Le projet européen peut bien se faire passer pour la paix éternelle entre la France et l’Allemagne, il signifie bel et bien une attitude fermée et hostile envers les autres continents, un déplacement et un renforcement des barbelés, et une sorte de mise en commun de l’impérialisme et de ses guerres. La guerre exclue de l’intérieur rejaillira aux frontières en des opérations néocoloniales qui prendront prétexte des « valeurs » universelles telles les "droits de l'homme" qui sont appropriées sans vergogne comme patrimoine européen quasi-national.
Le monde actuel est dominé par une structure impériale en emboitement : les États-Unis d’Amérique et leurs multinationales de la finance, du pétrole et du Net, les pays anglo-saxons homogènes aux États-Unis et "junior-partners" qui servent d’amplificateur à leur influence mondiale, la zone satellisée de l’Union européenne, et les pétromonarchies du Golfe, sans parler de la classe dirigeante acculturée des écoles de commerce et des pensionnats de luxe partout dans le monde. L’UE n’est qu’une pièce rapportée de cette structure dont les ambitions sont dépassées par rapport au processus de domination globale à l’œuvre dans le monde.

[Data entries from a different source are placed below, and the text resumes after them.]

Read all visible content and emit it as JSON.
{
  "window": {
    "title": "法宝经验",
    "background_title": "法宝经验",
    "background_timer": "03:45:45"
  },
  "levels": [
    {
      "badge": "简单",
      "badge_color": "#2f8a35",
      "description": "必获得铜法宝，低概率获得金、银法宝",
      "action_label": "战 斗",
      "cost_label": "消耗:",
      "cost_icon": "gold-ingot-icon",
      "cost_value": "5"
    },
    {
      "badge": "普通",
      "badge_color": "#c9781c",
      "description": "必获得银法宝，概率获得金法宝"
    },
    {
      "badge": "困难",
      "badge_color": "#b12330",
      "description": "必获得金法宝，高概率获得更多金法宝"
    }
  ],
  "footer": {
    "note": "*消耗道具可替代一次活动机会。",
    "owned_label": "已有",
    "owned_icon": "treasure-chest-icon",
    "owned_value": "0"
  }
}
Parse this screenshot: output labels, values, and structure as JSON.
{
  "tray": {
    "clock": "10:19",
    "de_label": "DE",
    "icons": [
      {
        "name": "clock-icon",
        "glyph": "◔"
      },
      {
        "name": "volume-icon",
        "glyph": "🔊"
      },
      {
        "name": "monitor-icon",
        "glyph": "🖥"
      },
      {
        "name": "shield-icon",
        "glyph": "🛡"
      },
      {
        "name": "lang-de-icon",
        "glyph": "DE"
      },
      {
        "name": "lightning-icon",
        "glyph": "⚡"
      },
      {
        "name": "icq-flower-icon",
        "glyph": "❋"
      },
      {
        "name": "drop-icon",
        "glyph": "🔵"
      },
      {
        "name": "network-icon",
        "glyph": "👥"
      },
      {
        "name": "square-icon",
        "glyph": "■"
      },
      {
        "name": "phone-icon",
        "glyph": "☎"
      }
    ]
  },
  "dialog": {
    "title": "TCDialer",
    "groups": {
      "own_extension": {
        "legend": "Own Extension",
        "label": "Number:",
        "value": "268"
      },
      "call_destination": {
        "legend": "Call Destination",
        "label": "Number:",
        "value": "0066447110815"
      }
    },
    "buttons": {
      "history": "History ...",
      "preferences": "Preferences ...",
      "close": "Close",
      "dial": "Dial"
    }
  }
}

Pourquoi ne quitte-t-on pas l’UE puisque tout ce qui précède est bien connu ?
Fondamentalement ce qu’on appelle « l'Europe » représente le projet fatal d’universaliser l’individualisme de masse, de répandre partout un discours consensuel factice lénifiant et endormeur, et de détruire toute forme de résistance sociale ou culturelle à l’uniformisation du monde sous le contrôle des trusts du Net et de la finance. Tout esprit épris de liberté doit la vomir. Abattre la tyrannie rosâtre et (pour l’instant) non-létale de l’Union européenne est une aventure ouverte aux nouvelles générations, aux jeunes de toute origine et de tous les pays européens, c’est un projet à la mesure de notre temps, pour reconquérir la dignité et la liberté des peuples et le droit de replacer l'égalité et le droit au travail à la base de la société.
Mais ce ne sera pas une affaire tranquille et facile, et il faudra de nouveau que les aspirants au changement social acceptent de résider et de se compromettre avec le négatif. En castillan, "comprometido" veut dire tout simplement "engagé".